Lord Davey—I confess that in the course of the argument I had some doubt whether the order which is appealed from could be supported or not, but reflection has satisfied me that the decision of Bucknill, J., affirmed by the Court of Appeal, is correct. It appears to me that the certificate in question follows the terms of section 22 of Table A in the Companies Act 1862. I will remark that, if it is in accordance with section 22, no question of ultra vires can be raised, because it would be ridiculous to say that what is prescribed by an Act of Parliament, agreeing with other articles of a company formed under that Act, could be ultra vires. The question really, as it appears to me, turns upon the construction of a few words in section 22—namely, what is meant by saying that the purchaser from the company of a forfeited share is “to be deemed to be the holder of such share, discharged from all calls due prior to such purchase.” Does that mean that he is to be discharged from the liability to pay the amount of calls already due, or does it really mean that the demand which has been made is no longer to affect the title to his shares? The words rather favour the former construction, because they are “discharged from all calls due.” Now, what is due is the amount of the previous call—not the demand itself; the demand is not due, but the amount of the previous call is due. But if I look at the whole section, and the context in which it is found, and also at the nature of the transaction, I think that the meaning must be that the holder of the share as such is to be discharged from any liability under the previous demand. The reason why I say so is this. In the first place, the purport of section 22, and the effect of it, and, as you see if you read the whole of it, the intention is to give the holder of the purchased share

Page: 869

a good title—that is to say, a clean title—to the share which he purchases unaffected by the proceedings which had previously taken place arising out of the nonpayment of the previous demand. He is to have a clean title unaffected by the fact of the previous call having been made, or, in other words, I think that the effect is that so far as the purchaser and any holder from him of that share are concerned they are to be in the same position as if that prior call had never been made. But that is a mere question of completing and perfecting the purchaser's title, and it does not appear to me to affect the question of what it is that he purchases. Now, what is it that he purchases? Upon this certificate there can be no doubt what it is that he purchases—namely, a 5s. share on which 3s. 4d. only has been paid—and therefore the holder of that share, under the Act of Parliament and the previous clauses (I think that the sections are sections 4 and 6) in Table A, will be liable to pay the extra 1s. 8d. Whether the company could make a contract to relieve him from the payment of that 1s. 8d. is, I think, hardly doubtful. They could not do so unless they were expressly authorised. Now, there is nothing in section 22, as I read it, which authorises the company to relieve him from the payment of that 1s. 8d. Therefore the result is this, that the purchaser purchases the shares talis qualis—that is to say, shares upon which 3s. 4d. only has been paid up. He is relieved from any liability under the previous demand or call which has been made by the company, and from any consequences of not complying with that call, but the holder of them is subject to any call which the company may properly make. He holds his shares in all respects as if those previous calls had never been made by the company, and with this consequence, that the company, quoad these particular shares (I am speaking only of the forfeited shares which are the subject of the purchase), is at liberty to make another call calling up the money over again. Therefore I think that the order appealed from should be affirmed.
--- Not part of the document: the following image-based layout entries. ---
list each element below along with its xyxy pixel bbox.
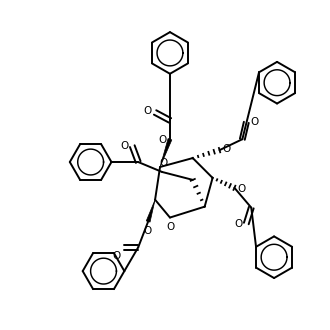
Text: O: O	[222, 144, 231, 154]
Text: O: O	[143, 107, 151, 116]
Text: O: O	[120, 141, 128, 151]
Text: O: O	[234, 219, 243, 229]
Text: O: O	[237, 184, 246, 194]
Polygon shape	[160, 139, 172, 167]
Text: O: O	[112, 251, 120, 261]
Text: O: O	[143, 226, 151, 236]
Text: O: O	[167, 222, 175, 232]
Text: O: O	[250, 117, 258, 127]
Polygon shape	[146, 200, 155, 222]
Text: O: O	[159, 158, 167, 168]
Text: O: O	[158, 135, 166, 145]
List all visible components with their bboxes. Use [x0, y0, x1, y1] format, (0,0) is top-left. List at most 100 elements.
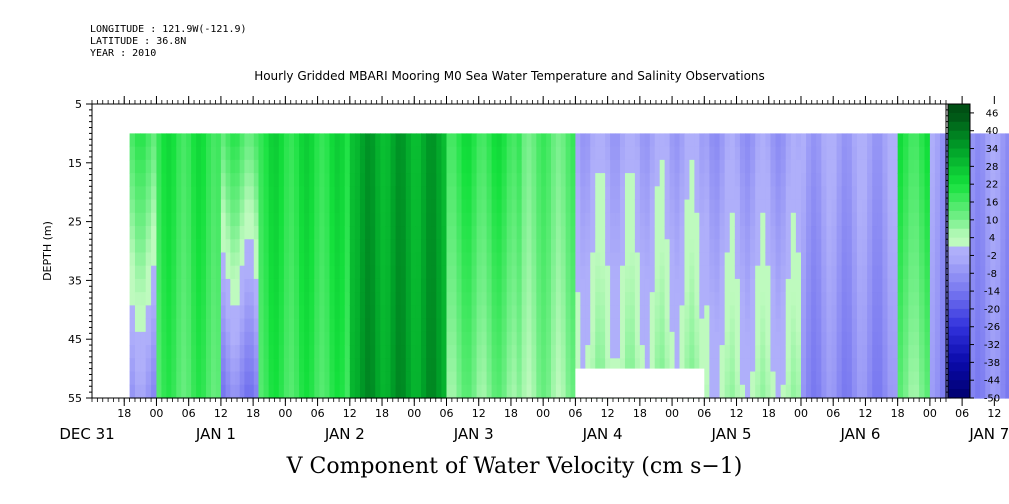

Lord James of Hereford—At first I confess that I shared the doubts to which Lord Davey has referred as having been entertained by him, but as the case proceeded it seemed to me that the conclusion which has been now stated by him was perfectly accurate. The question is really contained in the last words which he has uttered. It was contended at the Bar, as I understand, that the company had no power to make a second call on the shares which had been forfeited. It seems to me that it is in that statement that the fallacy lies. I can see no reason why, when the shares have been forfeited, and no call has been received on them, the power of the company should be taken away, and it should be prevented from obtaining the amount that may be necessary to put it in funds for carrying on its business by making a second call. The non-payment of a call cannot be equivalent to the receipt of it in any shape or form. That being so, there is nothing injurious to the public interest, and nothing contrary to the equities existing betweeen the parties, in this call being made and enforced against the present appellants.

Lord Robertson—I entirely agree.

Lord Lindley—I am of the same opinion.

I am not surprised at this certificate being construed in different ways by different people, but in order to understand it one must understand the subject-matter to which it relates. It is said that a forfeited share is like a table or a chair or any other property which the company has at its disdisposal. It is nothing of the sort. A forfeited share, which is either sold or reissued, or parted with with a view to future use, is a share in the company, which involves a great deal. But the short answer to the appellants' case appears to be this. Nobody who knows anything at all about companies and shares, and the forms of documents which are in use in business, would dream of taking this certificate as a certificate for a fully paid-up share. It is nothing of the sort; it tells you that it is nothing of the sort; it tells you how much is paid; it tells you what is not paid; and then it goes on to say that the person who takes this share is to be “discharged from liability for all calls,” which means that there is to be no liability on this share. The holder is not to be liable for the 1s. 8d.; that call, so far as he is concerned, does not affect it. But it tells him in language which I do not say is so plain that it cannot be misunderstood, because evidently it has been misunderstood, that he has become the holder of a share not paid up in full. Now, what is the liability of the man who takes that? It is to pay calls as and when they are made. Then it is said, “You cannot make two calls.” If you look at article 4 you will see that they are asking the House to put a construction upon it which has never been put upon it yet, so far as I know, and one which would not work in practice at all. What would be the result if under a certificate of this kind, or proceedings of this sort, the company were endeavouring to raise more than 5s. per share, I do not know, but that point is not raised. I can conceive that there might be difficulties then. But, as I understand it, they have given credit to these gentlemen for the money which they have actually got from the previous call; therefore this point is not raised. They are not attempting by this machinery to raise more money per share than they were authorised to raise by the Act. I have no doubt myself that the decision is quite right, and that this appeal ought to be dismissed.

Judgment appealed against affirmed and appeal dismissed.

Counsel:

Counsel for the Plaintiffs and Respondents— Sir R. Reid, K.C.— A. T. Clauson. Agents— Sanderson, Adkin, Lee, & Eddis.

Counsel for the Defendants and Appellants— Haldane, K.C.— A. T. Lawrence, K.C.— C. C. Scott. Agents— Dale, Newman, & Hood.